Black Philanthropy Month (BPM), observed every August, was birthed in 2011 by Dr. Jackie Bouvier Copeland with support from Reunity, formerly the Pan-African Women’s Philanthropy Network. As of 2025, BPM has joined forces with BackBlack creating a powerful alliance committed to resourcing, celebrating, and amplifying Black-led change worldwide.
But here’s what they won’t tell you in the history books: our people have been doing this work since before it had a name. From churches, fraternal organizations, and mutual aid societies that kept communities alive before the Civil War to the transformative charitable leadership of Madam C.J. Walker and Harriet Tubman, we’ve always understood that our liberation is collective.
The numbers don’t lie: Despite facing persistent wealth gaps, Black families contribute the highest percentage of their wealth to charitable causes among all racial groups in America. That’s not generosity—that’s revolutionary love in action.
This year’s theme says it all: Sankofa Now! Remember. Reclaim. RISE.

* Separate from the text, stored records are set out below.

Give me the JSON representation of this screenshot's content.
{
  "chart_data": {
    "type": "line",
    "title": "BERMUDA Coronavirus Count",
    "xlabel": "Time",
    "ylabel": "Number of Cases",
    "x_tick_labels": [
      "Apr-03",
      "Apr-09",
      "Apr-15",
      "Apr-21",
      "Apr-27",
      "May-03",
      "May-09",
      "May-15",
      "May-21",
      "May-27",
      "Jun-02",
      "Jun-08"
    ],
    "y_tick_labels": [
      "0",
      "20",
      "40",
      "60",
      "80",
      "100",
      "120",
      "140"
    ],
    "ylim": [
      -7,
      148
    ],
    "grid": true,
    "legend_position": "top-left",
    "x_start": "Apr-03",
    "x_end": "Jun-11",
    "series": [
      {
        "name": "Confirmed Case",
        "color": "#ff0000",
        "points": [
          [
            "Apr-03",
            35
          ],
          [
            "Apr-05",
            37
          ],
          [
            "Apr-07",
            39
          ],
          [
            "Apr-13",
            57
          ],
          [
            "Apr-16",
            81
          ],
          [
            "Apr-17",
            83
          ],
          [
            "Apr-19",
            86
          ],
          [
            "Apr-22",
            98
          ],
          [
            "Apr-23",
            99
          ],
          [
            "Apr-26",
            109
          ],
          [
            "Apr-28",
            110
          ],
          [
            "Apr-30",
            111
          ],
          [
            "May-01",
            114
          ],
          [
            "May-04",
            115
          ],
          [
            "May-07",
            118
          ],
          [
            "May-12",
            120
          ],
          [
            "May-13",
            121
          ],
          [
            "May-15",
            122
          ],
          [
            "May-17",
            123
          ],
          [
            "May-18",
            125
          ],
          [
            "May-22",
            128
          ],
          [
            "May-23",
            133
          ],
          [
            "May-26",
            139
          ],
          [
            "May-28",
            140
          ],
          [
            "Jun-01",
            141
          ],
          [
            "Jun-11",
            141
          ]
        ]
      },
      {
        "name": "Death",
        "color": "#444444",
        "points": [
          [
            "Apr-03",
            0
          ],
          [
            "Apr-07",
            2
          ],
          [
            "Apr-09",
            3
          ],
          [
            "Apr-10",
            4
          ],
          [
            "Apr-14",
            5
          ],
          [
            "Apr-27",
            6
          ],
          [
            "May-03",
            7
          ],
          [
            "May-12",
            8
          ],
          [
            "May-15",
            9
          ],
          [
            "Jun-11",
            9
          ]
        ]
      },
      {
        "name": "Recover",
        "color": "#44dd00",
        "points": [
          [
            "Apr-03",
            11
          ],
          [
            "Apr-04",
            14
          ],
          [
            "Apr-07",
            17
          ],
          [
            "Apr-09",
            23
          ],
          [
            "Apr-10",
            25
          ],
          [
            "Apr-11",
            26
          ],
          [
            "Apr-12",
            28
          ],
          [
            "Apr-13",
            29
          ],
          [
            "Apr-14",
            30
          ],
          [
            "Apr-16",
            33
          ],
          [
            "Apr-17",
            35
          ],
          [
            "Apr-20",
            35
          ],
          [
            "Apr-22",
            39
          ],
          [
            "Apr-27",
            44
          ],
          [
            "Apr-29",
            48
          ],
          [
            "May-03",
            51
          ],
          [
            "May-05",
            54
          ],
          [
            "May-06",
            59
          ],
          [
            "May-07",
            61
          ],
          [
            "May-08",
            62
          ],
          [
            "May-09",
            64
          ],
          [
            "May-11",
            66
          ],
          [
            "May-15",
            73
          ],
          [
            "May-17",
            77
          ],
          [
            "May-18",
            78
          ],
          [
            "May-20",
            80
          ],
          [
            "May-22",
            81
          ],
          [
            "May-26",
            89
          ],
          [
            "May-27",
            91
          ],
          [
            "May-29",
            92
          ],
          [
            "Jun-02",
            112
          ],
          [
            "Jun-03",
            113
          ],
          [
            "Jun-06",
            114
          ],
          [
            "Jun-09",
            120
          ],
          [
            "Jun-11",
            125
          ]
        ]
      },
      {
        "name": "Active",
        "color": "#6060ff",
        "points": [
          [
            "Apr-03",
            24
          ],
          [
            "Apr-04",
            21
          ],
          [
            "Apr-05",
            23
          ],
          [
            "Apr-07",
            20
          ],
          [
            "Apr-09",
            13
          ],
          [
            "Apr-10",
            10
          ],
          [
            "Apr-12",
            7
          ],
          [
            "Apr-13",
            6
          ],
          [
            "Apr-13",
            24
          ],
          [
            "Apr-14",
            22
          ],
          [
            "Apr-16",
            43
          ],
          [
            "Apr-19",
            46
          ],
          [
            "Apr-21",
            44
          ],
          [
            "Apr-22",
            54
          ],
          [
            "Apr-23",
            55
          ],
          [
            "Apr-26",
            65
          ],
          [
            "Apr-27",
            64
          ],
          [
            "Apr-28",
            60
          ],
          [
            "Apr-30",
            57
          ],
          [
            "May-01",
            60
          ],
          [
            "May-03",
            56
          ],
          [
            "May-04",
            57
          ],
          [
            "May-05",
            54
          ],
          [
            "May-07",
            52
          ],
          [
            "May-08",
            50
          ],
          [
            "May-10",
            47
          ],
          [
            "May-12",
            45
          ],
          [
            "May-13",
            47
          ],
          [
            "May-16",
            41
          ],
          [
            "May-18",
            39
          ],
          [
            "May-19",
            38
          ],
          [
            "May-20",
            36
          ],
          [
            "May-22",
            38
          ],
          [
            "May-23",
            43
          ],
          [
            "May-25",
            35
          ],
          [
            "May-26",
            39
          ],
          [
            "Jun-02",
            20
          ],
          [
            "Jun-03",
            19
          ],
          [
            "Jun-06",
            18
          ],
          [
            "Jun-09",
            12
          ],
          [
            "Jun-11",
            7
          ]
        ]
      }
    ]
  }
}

BPM culminates with Give 8/28, a global day of giving. This date holds our pain and our power. We remember Emmett Till, whose murder lit the fire of the Civil Rights Movement. We remember Katrina’s devastation, which exposed how little Black lives mattered to those in power. But we also celebrate August 28th as the day Dr. King declared his dream and Barack Obama claimed his destiny. This is what it means to transform trauma into triumph.
Why Black Philanthropy Matters: This is How We Build Power
Cultural Power: When we give our time, talent, and resources, we’re not being charitable—we’re exercising our cultural authority. We’re honoring the ancestors who knew that community care isn’t kindness, it’s survival. This is cultural sovereignty in motion.
Economic Power: Black philanthropy disrupts the lie that wealthy white folks get to decide what problems exist and how to solve them. When we fund our own movements, we’re not asking for permission—we’re taking what’s ours. Every dollar becomes a declaration of independence from systems never designed to serve us.
Political Power: In a world where money talks, Black philanthropy changes the entire conversation. We don’t wait for seats at tables that were built to exclude us—we build our own tables, set our own agendas, and fund our own futures. This is power redistribution at its most radical: turning economic strength into political transformation.
Why Surge? Because We’re Not Here to Play Nice
We Are the Revolutionary Tradition
For over a decade, Surge has been what Black philanthropy looks like when it refuses to compromise. We didn’t emerge from nowhere—we rose from the same revolutionary spirit that built the Underground Railroad, funded freedom schools, and turned church collections into civil rights campaigns.
We don’t ask for inclusion—we create our own centers of power.
When you invest in Surge, you’re not donating. You’re making a power move. You’re saying that Black and Latinx leaders will control their own narratives, fund their own solutions, and wield influence on their own terms.
This is what unapologetic power building looks like:
- We’ve never compromised our mission for comfort.
- We don’t seek approval—we demand transformation.
- We understand that money equals voice in America, so we ensure our communities control both.
Every dollar you invest in Surge becomes a strategic deployment of power that creates more power. You’re not just supporting programs—you’re financing a revolution in who gets to shape this country’s future.
This is Black philanthropy’s superpower: turning love into leverage, generosity into governance, and giving into getting things done.
Your investment in Surge is your investment in a future where communities of color don’t wait for permission to lead—because we already are.